Ferkans — Interactive Telecom Tutor

Why Integrate Detection With Decoding

The detectors of Sections 2-4 output hard or soft estimates of data symbols. In practice, a channel code (LDPC or Turbo in 5G NR) sits on top of these symbols. Iterative detection and decoding (IDD) loops information between the detector and the decoder: each pass refines the other. For OTFS, this structure yields the full ML performance at LCD-like complexity.

The point is that the detector provides symbol-level LLRs (log-likelihood ratios) to the decoder, which outputs extrinsic LLRs that the detector uses as priors in the next iteration. A handful of outer iterations is typically sufficient. The combined scheme is the standard operating point of 5G NR modems — and it ports directly to OTFS.

Definition:
Iterative Detection and Decoding Loop

The IDD loop for OTFS:

Detection pass: detector produces soft LLRs $\lambda_i$ for each bit of each symbol, given received $\mathbf{y}_{DD}$ and the channel estimate.
Decoding pass: channel decoder (LDPC/Turbo) processes the LLRs and produces extrinsic LLRs $\lambda_i^{\text{ext}}$ (information from the decoder about each bit, excluding the detector's input).
Feedback: the detector uses $\lambda_i^{\text{ext}}$ as a prior for the next iteration.
Stopping: loop until convergence (LLRs stable) or hit a maximum iteration count ( $T = 3$ – $5$ typically).

The final output is the decoded bits after the last decoding pass.

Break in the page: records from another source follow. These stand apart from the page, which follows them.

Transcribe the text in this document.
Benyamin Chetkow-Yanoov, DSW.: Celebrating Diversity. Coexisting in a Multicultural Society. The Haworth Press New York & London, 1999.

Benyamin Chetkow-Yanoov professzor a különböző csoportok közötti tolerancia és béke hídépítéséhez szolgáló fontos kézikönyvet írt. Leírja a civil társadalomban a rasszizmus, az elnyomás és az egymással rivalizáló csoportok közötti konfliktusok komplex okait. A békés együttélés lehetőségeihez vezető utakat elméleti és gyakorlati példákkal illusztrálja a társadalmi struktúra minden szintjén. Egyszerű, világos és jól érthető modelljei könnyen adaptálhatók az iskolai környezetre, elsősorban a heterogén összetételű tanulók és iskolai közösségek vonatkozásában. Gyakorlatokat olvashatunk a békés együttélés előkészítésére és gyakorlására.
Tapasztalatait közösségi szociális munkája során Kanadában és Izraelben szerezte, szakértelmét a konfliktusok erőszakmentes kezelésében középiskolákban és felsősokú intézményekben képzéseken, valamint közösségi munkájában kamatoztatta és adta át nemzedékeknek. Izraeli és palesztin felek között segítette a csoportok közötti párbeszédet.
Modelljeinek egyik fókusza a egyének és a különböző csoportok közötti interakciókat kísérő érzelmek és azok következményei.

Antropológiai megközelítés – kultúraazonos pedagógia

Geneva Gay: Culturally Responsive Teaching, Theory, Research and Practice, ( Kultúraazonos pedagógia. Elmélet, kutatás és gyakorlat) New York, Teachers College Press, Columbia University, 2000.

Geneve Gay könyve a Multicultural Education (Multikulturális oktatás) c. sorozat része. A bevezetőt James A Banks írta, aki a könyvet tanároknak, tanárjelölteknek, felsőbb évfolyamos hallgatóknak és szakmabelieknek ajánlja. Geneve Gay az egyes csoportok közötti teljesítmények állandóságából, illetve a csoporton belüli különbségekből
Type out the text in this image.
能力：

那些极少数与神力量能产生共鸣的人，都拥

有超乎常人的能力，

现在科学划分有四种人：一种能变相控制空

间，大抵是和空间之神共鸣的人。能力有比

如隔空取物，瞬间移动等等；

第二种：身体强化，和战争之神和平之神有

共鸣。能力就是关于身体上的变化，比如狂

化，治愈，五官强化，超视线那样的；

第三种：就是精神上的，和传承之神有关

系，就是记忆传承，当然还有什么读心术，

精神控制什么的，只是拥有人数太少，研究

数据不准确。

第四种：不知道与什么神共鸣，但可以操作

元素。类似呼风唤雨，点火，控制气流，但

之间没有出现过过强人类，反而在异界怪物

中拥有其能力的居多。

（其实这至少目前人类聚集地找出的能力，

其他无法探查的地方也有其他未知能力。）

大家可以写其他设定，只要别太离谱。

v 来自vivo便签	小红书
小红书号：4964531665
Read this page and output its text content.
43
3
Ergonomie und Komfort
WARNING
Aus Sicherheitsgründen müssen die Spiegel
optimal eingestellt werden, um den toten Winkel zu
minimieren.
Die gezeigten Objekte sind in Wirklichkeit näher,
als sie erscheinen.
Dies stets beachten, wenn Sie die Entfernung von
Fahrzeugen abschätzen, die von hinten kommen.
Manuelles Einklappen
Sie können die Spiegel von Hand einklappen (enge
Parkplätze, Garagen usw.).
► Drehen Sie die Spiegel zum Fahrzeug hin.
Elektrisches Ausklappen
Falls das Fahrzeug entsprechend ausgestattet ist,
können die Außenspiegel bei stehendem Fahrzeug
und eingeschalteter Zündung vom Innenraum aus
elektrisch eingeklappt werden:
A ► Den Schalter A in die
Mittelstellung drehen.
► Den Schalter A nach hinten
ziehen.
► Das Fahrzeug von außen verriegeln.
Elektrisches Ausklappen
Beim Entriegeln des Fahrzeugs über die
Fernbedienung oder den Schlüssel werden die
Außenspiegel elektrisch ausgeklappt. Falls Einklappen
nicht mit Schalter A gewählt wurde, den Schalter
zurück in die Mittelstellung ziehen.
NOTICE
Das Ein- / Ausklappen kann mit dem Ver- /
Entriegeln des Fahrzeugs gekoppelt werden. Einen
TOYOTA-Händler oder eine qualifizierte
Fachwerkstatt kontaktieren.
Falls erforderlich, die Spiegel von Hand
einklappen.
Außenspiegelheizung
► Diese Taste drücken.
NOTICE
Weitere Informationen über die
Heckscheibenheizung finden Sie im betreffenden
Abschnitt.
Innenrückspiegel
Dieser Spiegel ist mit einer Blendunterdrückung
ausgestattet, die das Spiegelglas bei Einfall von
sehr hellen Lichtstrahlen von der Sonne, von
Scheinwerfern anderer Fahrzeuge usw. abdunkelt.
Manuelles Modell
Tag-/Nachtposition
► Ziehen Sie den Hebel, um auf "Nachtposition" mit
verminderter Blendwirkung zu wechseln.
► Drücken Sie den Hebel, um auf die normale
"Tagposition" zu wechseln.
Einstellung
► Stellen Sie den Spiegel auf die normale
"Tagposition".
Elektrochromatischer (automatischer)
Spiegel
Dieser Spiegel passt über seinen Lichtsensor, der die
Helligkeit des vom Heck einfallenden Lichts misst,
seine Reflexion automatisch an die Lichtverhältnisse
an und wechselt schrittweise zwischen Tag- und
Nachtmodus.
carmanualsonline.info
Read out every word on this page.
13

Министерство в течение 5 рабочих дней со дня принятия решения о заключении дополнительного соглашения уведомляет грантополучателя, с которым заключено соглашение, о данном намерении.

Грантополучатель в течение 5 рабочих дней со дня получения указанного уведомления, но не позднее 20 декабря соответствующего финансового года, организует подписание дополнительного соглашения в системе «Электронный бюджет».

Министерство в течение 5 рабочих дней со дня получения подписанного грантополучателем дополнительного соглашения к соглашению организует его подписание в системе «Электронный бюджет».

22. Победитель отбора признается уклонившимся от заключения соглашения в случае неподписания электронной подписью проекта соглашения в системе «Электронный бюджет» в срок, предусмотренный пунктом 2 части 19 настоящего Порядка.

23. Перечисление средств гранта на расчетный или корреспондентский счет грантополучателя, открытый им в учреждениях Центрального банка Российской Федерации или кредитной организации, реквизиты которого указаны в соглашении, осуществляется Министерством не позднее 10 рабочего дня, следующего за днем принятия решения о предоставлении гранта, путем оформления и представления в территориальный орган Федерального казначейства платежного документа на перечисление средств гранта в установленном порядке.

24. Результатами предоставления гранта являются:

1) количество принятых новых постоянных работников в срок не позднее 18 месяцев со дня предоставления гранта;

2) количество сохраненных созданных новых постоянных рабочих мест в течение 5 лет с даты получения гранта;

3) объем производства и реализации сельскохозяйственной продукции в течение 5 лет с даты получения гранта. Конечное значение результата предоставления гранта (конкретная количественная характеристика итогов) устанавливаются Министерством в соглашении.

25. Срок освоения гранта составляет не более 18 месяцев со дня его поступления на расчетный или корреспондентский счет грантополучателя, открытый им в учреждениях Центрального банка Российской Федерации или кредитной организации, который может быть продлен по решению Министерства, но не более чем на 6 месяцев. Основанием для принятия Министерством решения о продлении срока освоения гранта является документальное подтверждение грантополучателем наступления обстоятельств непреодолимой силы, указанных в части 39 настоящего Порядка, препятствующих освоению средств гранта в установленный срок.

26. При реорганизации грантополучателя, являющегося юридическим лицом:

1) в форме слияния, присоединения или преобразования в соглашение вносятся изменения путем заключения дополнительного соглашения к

Theorem: The Turbo Principle Applied to OTFS

Let the detector produce LLRs $\lambda_i$ and the decoder produce extrinsic LLRs $\lambda_i^{\text{ext}}$ per bit. Under mild regularity conditions (independent errors after detection, detector-decoder mutual information separation), the iterative scheme converges to a fixed point whose BER matches that of the joint ML detector-decoder within an $\varepsilon$ -neighborhood — where $\varepsilon$ shrinks exponentially in the iteration count.

EXIT chart analysis predicts convergence: plot the extrinsic-to- intrinsic-mutual-information transfer of each block; the iterated scheme converges iff the detector curve lies above the decoder curve in the relevant region.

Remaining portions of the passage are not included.